By Shaun Milne
A NEW bar is offering well-heeled diners the chance to wash down their meals with what they say is Scotland’s most expensive Italian wine – costing a tasty £146 per glass.
The 1997 vintage Toscan Masetto will add a mouth-watering £850 to the bill of anyone with a wallet large enough to splash out on the juicy red
Sourced from the well known Tenuta Dell’ Ornellaia in Tuscany, it will only be sold as a single bottle from the menu at Divino Enoteca, an Italian on Merchant Street in Edinburgh’s Old Town.
Head Sommelier Sebastiano Ingaliso, spent several months sourcing the wine to form the centrepiece of their vintage wine list.
He said: “It is a fantastic wine with great structure and longevity.
“The Tenuta Dell’ Ornellaia winery is renowned for producing some of the world’s finest and most sought after vintages and is the only place in the world to produce a Masseto of this quality.
“What makes the wine so rare and also so expensive is the fact there are so few bottles produced.
“As a quick comparison, a winery might produce 10,000 cases of house wine compared to just 1,000 cases of Masseto – making sourcing a bottle extremely difficult.”

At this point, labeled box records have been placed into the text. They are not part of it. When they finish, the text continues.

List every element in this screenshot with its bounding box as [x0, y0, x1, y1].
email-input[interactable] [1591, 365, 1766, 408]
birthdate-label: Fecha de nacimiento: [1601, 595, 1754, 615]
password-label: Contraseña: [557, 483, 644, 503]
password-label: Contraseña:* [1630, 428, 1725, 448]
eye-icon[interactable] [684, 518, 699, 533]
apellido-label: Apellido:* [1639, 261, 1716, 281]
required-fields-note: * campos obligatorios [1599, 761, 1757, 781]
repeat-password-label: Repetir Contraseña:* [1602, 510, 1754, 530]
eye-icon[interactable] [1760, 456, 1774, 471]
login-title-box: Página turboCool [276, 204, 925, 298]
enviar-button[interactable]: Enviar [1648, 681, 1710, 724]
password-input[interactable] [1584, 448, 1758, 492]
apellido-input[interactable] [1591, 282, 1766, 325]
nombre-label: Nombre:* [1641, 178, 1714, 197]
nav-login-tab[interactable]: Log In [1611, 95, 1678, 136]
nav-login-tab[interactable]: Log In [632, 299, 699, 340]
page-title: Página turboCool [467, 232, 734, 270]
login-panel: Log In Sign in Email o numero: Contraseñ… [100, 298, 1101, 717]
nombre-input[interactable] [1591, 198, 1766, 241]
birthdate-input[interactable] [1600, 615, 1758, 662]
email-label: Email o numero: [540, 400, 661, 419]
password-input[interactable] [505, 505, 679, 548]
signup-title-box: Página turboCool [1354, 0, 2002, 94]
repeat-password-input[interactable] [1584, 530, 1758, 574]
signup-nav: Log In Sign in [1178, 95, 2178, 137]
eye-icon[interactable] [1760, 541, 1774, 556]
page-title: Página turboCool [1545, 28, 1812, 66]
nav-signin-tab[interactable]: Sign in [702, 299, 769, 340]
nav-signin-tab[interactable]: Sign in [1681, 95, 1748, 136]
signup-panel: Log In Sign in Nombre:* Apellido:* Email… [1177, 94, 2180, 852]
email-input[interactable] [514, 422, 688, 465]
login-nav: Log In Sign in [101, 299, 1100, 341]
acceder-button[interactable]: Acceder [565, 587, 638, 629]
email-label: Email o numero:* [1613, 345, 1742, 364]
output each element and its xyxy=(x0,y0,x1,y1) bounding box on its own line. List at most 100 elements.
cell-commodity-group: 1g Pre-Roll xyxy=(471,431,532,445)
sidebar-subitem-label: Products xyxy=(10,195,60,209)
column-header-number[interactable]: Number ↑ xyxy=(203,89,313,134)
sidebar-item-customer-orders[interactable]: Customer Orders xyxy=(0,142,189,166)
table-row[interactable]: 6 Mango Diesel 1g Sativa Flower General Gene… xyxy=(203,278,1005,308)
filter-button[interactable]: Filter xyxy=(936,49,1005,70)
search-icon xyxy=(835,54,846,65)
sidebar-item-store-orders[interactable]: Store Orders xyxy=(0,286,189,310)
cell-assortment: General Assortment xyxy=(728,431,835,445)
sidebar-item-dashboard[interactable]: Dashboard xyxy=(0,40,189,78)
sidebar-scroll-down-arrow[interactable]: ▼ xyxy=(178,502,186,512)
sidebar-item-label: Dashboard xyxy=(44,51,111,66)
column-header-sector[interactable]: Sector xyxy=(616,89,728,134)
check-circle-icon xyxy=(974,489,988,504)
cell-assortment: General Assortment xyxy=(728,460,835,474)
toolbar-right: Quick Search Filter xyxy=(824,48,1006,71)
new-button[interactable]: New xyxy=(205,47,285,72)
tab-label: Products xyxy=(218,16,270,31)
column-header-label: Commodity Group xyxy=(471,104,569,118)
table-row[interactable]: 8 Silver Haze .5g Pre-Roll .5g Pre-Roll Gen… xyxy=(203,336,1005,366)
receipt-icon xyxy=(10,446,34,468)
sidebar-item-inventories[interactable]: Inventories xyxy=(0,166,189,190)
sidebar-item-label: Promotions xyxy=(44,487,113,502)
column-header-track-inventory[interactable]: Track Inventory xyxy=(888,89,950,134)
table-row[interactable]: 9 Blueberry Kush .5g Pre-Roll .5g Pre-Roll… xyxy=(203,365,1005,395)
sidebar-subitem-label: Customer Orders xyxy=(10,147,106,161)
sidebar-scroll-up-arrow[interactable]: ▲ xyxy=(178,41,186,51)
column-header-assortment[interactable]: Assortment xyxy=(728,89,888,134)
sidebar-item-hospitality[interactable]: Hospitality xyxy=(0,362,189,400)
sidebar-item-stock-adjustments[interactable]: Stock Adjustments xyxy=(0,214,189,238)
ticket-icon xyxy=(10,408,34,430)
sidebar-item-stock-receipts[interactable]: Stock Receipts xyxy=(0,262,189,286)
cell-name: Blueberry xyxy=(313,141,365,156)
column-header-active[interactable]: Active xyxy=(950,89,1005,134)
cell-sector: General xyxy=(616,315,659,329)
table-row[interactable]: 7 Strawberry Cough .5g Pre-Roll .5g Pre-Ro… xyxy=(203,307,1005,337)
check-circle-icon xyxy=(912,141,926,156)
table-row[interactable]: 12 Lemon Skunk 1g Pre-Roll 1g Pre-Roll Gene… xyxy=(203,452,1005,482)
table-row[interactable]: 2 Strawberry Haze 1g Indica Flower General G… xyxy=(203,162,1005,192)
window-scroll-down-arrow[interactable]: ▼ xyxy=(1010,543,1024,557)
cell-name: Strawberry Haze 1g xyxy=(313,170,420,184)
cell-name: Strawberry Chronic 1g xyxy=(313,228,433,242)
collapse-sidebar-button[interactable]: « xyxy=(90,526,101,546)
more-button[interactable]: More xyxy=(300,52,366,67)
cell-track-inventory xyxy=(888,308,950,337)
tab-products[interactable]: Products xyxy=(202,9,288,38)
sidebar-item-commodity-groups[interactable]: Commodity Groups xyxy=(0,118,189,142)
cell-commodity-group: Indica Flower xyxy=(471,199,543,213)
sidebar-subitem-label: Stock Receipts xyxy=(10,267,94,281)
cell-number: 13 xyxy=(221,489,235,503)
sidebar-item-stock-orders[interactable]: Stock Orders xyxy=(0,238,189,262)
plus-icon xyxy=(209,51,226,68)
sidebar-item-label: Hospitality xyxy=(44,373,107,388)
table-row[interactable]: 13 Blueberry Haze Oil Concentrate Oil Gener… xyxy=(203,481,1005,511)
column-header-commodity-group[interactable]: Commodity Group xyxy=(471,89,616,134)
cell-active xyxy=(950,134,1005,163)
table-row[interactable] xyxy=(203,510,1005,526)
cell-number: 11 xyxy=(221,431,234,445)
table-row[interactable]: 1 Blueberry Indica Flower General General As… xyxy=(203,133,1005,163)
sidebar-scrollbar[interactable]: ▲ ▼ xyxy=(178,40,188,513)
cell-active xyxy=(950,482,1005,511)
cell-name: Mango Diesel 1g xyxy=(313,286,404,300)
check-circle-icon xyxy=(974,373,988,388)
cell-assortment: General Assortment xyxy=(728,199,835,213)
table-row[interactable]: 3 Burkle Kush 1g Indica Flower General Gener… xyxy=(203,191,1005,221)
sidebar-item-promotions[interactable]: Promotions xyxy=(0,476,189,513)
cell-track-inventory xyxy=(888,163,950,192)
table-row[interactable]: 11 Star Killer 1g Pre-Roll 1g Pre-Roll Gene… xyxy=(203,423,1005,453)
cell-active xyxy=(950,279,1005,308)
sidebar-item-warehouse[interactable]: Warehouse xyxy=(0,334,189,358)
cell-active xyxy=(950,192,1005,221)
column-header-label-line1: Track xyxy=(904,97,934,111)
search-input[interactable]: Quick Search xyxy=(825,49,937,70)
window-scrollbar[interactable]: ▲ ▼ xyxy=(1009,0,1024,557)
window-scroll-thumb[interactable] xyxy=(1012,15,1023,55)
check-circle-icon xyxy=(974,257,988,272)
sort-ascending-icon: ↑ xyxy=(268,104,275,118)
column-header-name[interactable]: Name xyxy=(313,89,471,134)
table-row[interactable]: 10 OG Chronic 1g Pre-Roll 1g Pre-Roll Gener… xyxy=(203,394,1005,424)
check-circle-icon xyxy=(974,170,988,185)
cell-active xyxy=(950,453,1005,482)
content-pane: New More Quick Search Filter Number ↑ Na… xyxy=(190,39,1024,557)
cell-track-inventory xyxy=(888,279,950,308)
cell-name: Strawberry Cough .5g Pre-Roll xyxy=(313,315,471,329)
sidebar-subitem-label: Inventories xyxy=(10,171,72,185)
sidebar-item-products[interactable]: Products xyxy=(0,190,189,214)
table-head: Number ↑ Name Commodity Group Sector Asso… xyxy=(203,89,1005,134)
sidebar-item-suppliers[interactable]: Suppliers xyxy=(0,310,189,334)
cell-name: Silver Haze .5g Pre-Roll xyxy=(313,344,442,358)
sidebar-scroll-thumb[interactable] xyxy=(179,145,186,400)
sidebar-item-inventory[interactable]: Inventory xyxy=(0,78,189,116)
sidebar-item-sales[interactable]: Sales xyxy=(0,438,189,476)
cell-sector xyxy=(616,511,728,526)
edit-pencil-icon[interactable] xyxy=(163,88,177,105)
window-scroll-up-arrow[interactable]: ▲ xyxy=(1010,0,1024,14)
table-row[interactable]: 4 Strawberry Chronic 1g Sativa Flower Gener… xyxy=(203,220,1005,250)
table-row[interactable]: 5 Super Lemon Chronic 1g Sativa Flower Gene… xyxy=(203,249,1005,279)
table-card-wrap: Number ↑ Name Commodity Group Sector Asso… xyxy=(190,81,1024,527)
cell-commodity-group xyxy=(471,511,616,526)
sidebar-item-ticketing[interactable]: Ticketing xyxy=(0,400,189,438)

He leads a team of 12 all selected for their knowledge of wine which includes a Toscana Masseto, this time from 2004, priced at £650.
Alternatively more thrifty diners could always try a 2002 Louis Roederer Cristal champagne which comes in at a mere £240.
The restaurant also claims to be the first in Scotland to use an Enomatic wine dispenser – a new technology which pumps inert nitrogen gas into already open bottles to preserve the wine’s freshness.
The most expensive wine in the world was thought to be a 1787 Bordeaux called Chateau Lafite bearing the initials of the third US President Thomas Jefferson, TH.J, which fetched a price of £104,000 ($160,00) on auction at Christie’s in London in 1985.